A new Harvard / Beth Israel study published in Science measured OpenAI's o1 against attending physicians on real emergency room diagnoses, and o1 came out ahead. Seventy-six patients, two attendings as comparison, two more as a blinded panel for ground truth. o1 hit 67% diagnostic accuracy at triage; the comparison physicians scored 55% and 50%. The model received the same EMR data the doctors had at the time of diagnosis — not preprocessed, not curated, not fed expert-summarized vignettes.

The setup is the part that matters. Most "AI beats doctors" headlines run on synthetic case vignettes, board-exam problems, or curated published cases that editors have already cleaned up. This study used real Beth Israel ER intake records with the same information available at the moment a doctor was looking at a patient. Ground truth came from a blinded panel — two evaluating attendings who didn't know which diagnoses came from human physicians and which came from o1. The lead authors are Arjun Manrai (Harvard Medical School) and Adam Rodman (Beth Israel Deaconess). The model tested was o1, not o3 or GPT-5 or Claude Sonnet 4.5; the result is already conservative against current frontier reasoning models. The researchers were explicit on limitations: foundation models tested only on text, "more limited in reasoning over nontext inputs," and not ready for life-or-death decisions without prospective trials.

The ecosystem signal isn't "AI is better than doctors." It's that we now have a credible enough eval methodology that the question stops being "can the model do this on benchmarks" and starts being "what's the deployment path." Rodman flagged the actual gap: there's "no formal framework right now for accountability" when an AI-suggested diagnosis is wrong. That's the load-bearing missing piece. The model is good enough to be useful as a second opinion. The infrastructure for who's responsible when the second opinion is wrong, who audits it, how it's logged, who pays the malpractice premium — none of that exists. Anthropic, OpenAI, and the AWS GovCloud / Vertex Healthcare layers are all selling the model side; the accountability stack remains a regulatory white space.

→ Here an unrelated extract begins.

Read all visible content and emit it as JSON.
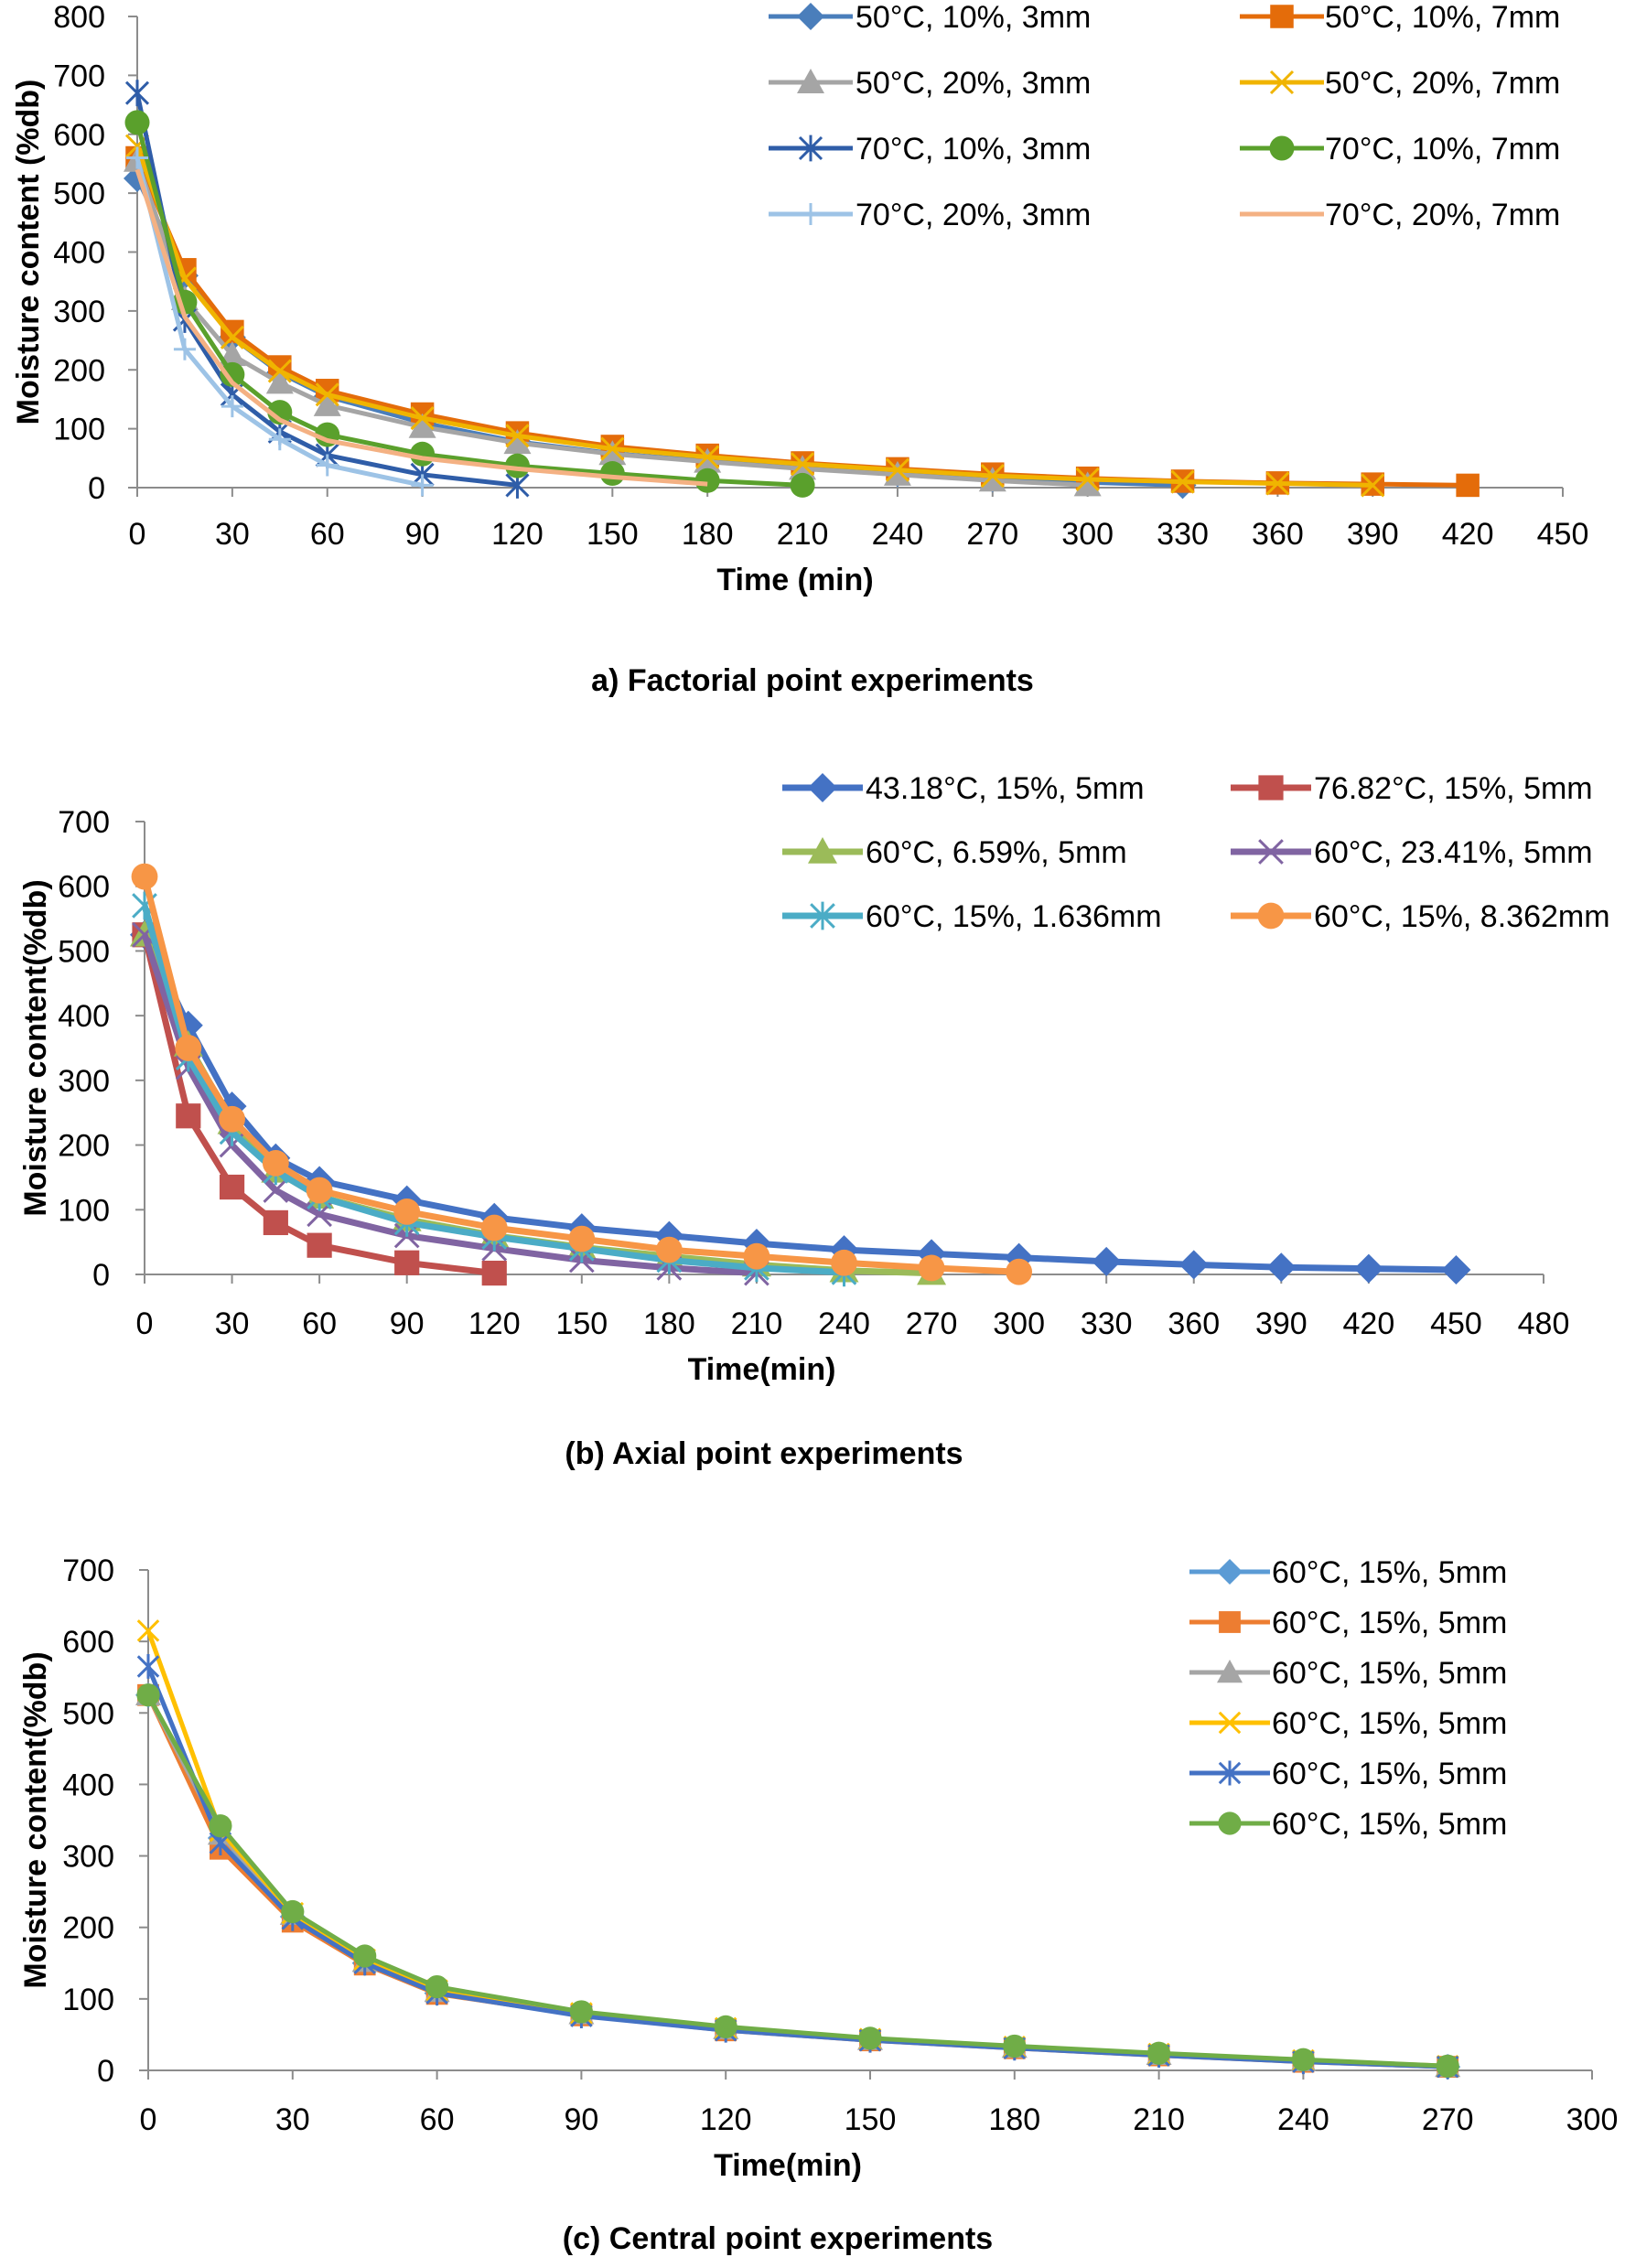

If you ship medical-AI tooling, this study is the eval bar to clear: real cases, blinded panel, same data the human had. If you're not on that bar, your "outperforms doctors" claim is benchmarketing. If you're a builder watching the ecosystem, the open question to track isn't model accuracy — it's the accountability framework. Whoever ships an auditable diagnostic-AI deployment first (logged reasoning, traceable training data, malpractice-ready insurance product) builds a moat the model labs alone can't. The clinical evidence is now ahead of the regulatory infrastructure. That gap is the next eighteen months of medical AI.